The issue of extending military conscription to include women as well as men has been the subject of much debate in Finland over recent months.
Some 35 percent of respondents to a survey by the Uutissuomalainen newspaper group said they would be in favour of extending military conscription to women.
However, 44 percent of those surveyed said they were against the idea of extending conscription, while 21 percent did not wish to reveal their stance on the issue.
The prolonged debate over whether women should also be required to serve as conscripts was reignited in autumn last year, after a proposal by a cross-party parliamentary commission, and the topic has remained in the public domain ever since Russia’s invasion of Ukraine at the end of February.
In May, an Yle poll of MPs found that one third of those who responded were also in favour of female conscription.
Out of Finland’s 200 MPs, 113 responded to Yle’s poll, with 30 saying they were in favour of making conscription obligatory for women while 69 MPs said they were against the idea.
In August, the opposition National Coalition Party (NCP) said it supported extending conscription to include women.

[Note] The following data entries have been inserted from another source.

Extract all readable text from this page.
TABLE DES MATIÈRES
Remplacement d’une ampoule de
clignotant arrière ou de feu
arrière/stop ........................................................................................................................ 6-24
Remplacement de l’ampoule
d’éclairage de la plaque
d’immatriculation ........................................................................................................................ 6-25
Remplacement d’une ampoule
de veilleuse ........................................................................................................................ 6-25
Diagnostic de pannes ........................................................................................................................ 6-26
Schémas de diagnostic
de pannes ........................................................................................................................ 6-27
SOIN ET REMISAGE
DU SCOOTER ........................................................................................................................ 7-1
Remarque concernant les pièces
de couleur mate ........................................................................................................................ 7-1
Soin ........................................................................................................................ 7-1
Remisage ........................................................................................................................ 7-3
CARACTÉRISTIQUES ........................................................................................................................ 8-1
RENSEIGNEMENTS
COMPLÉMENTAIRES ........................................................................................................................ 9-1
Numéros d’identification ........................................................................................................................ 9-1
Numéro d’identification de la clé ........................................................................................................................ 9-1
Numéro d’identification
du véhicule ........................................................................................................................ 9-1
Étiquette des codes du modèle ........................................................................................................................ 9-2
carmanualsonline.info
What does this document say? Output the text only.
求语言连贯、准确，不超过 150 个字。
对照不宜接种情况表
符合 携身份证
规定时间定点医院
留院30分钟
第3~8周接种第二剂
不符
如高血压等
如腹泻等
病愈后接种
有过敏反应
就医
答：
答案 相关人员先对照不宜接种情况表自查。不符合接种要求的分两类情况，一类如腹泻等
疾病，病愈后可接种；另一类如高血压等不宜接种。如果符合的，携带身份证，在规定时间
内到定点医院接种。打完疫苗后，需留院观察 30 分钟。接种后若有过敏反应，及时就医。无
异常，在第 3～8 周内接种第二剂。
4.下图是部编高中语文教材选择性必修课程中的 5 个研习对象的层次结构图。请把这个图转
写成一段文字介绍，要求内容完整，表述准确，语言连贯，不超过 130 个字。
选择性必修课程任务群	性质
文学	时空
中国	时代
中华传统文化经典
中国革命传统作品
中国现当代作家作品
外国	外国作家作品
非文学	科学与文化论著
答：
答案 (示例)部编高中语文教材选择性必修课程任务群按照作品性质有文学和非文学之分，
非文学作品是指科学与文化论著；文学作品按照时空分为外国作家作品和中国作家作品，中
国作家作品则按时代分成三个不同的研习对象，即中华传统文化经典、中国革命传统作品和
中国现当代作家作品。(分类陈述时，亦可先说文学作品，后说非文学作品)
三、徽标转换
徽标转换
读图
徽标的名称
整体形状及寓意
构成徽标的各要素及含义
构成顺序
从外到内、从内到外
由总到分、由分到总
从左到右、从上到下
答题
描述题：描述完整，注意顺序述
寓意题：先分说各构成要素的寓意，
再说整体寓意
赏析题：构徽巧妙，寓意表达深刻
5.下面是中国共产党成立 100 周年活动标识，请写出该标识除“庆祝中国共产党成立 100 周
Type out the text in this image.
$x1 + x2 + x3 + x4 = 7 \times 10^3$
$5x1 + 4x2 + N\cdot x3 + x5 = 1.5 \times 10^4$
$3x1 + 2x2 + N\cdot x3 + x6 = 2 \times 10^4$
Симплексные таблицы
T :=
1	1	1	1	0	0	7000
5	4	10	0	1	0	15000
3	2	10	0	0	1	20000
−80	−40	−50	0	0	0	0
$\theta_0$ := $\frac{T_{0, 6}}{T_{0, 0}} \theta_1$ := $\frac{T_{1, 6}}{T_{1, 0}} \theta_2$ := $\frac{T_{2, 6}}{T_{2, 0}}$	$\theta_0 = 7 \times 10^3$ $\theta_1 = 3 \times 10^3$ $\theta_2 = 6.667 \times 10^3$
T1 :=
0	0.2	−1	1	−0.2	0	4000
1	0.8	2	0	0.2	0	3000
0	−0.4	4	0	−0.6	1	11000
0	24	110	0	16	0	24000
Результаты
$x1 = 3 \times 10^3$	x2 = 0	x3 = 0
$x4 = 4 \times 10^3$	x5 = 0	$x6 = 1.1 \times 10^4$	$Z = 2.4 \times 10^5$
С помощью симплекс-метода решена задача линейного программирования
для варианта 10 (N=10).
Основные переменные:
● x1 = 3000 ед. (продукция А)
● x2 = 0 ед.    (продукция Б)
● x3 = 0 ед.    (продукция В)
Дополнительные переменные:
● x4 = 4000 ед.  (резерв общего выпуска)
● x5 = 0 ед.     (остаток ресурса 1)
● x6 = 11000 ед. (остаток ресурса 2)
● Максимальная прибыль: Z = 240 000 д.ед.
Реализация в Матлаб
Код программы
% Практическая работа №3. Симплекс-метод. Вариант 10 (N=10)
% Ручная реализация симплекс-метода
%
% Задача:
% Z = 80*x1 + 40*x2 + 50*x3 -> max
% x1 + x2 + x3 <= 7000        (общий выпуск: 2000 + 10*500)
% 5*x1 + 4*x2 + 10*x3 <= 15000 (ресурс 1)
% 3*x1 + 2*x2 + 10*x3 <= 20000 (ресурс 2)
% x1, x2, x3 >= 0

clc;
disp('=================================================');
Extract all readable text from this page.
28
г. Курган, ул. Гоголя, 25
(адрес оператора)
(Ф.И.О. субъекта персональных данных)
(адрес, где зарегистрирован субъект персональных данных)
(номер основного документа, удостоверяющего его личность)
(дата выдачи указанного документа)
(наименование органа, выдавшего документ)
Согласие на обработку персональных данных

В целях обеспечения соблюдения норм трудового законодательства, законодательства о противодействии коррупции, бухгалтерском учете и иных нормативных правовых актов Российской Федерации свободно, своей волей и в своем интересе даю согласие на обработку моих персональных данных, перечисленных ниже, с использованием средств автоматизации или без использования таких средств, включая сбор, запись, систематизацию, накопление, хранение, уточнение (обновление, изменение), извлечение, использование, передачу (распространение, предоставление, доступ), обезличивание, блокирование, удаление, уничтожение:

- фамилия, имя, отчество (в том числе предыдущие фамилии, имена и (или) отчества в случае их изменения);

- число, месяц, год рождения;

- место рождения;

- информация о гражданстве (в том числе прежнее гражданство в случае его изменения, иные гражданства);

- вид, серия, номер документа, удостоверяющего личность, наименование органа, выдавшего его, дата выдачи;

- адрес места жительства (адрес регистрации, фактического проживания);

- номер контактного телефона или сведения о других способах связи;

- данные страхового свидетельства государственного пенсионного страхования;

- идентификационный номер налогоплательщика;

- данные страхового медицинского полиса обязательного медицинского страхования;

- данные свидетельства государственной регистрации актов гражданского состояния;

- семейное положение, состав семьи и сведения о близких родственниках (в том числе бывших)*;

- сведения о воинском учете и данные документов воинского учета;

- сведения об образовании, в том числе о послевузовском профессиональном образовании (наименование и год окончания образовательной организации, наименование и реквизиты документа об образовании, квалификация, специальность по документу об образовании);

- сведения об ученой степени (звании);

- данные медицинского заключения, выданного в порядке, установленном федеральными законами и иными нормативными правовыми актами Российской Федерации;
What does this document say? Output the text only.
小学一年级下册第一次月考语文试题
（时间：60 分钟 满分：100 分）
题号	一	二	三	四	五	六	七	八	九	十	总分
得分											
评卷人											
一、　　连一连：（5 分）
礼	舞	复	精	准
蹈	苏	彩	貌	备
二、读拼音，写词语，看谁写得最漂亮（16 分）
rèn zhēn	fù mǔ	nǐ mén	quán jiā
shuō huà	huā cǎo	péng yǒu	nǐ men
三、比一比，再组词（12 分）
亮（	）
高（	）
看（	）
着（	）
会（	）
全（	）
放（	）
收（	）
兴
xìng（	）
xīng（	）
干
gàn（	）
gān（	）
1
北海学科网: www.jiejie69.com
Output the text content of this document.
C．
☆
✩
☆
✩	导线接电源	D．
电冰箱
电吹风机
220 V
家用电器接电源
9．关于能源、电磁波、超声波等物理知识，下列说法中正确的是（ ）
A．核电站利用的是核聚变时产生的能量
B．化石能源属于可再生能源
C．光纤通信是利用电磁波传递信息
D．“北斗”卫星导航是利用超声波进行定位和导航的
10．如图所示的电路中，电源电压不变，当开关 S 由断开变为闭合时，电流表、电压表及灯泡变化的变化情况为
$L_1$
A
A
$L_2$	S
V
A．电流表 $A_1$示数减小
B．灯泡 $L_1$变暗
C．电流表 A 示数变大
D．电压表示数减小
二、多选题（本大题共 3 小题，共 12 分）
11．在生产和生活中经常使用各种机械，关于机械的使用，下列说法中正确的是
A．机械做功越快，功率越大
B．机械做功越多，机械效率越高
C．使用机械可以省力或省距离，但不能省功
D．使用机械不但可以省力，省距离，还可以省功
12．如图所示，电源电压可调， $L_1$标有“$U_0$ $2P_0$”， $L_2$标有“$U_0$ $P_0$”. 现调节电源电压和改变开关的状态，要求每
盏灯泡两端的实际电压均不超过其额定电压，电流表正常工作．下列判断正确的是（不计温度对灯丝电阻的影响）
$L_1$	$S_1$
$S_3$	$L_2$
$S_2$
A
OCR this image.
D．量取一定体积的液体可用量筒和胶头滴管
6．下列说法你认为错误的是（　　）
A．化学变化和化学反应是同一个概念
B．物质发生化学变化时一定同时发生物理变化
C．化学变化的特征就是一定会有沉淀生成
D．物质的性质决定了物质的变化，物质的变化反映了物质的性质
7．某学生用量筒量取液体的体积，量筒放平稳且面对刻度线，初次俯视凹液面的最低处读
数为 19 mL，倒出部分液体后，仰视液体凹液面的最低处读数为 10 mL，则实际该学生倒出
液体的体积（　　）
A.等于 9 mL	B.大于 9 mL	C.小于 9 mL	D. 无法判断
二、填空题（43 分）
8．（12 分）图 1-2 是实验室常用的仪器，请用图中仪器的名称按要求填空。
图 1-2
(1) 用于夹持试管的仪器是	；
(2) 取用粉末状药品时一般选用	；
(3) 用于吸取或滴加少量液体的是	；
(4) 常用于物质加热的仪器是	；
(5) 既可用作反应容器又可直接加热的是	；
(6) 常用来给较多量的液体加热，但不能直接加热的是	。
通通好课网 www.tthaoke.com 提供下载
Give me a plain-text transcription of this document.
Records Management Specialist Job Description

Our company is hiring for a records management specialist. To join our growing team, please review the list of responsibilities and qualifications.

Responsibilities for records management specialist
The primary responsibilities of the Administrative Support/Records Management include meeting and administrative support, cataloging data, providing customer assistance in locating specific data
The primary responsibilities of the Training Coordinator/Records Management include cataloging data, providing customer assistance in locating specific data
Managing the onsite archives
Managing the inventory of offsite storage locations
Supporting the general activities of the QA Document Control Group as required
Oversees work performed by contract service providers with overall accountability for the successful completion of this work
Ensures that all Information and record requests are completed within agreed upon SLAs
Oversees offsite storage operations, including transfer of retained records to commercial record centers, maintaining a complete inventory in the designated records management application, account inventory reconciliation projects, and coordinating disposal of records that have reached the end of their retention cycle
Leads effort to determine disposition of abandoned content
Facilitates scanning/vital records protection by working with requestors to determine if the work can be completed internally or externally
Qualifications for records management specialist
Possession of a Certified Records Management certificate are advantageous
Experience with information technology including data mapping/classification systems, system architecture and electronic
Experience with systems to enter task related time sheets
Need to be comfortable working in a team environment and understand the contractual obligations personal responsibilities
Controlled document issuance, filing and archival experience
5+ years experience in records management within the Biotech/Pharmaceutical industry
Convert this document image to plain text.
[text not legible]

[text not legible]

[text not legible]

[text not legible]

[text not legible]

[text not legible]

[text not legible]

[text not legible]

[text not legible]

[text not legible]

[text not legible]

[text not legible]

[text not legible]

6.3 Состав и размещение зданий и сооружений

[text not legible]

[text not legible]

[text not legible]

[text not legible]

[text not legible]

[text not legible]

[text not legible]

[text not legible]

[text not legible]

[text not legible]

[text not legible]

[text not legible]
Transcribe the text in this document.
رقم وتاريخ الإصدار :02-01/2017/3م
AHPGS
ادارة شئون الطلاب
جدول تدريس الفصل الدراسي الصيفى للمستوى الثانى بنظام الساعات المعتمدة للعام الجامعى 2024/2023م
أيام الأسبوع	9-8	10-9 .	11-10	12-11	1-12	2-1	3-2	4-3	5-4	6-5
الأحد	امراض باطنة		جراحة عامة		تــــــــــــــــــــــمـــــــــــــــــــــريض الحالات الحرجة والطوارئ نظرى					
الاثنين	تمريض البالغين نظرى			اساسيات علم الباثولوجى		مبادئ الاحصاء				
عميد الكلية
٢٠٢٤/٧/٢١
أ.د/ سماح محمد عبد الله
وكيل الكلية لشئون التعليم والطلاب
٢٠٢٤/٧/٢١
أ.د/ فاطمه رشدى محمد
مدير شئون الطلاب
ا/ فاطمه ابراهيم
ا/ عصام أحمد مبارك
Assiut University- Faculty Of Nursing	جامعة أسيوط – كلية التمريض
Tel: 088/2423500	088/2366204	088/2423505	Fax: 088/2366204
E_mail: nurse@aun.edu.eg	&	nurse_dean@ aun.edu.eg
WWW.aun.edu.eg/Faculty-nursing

“Every year it becomes more and more difficult to justify why the best and most willing Finns, regardless of gender, are not selected for service,” Kai Mykkänen, chair of the NCP’s parliamentary group, told Yle at the time.
The Uutissuomalainen survey was carried out by the market research centre Tietoykkönen during the month of September, and interviewed 1,000 people living in Finland. The poll’s margin of error is 3.1 percentage points both ways.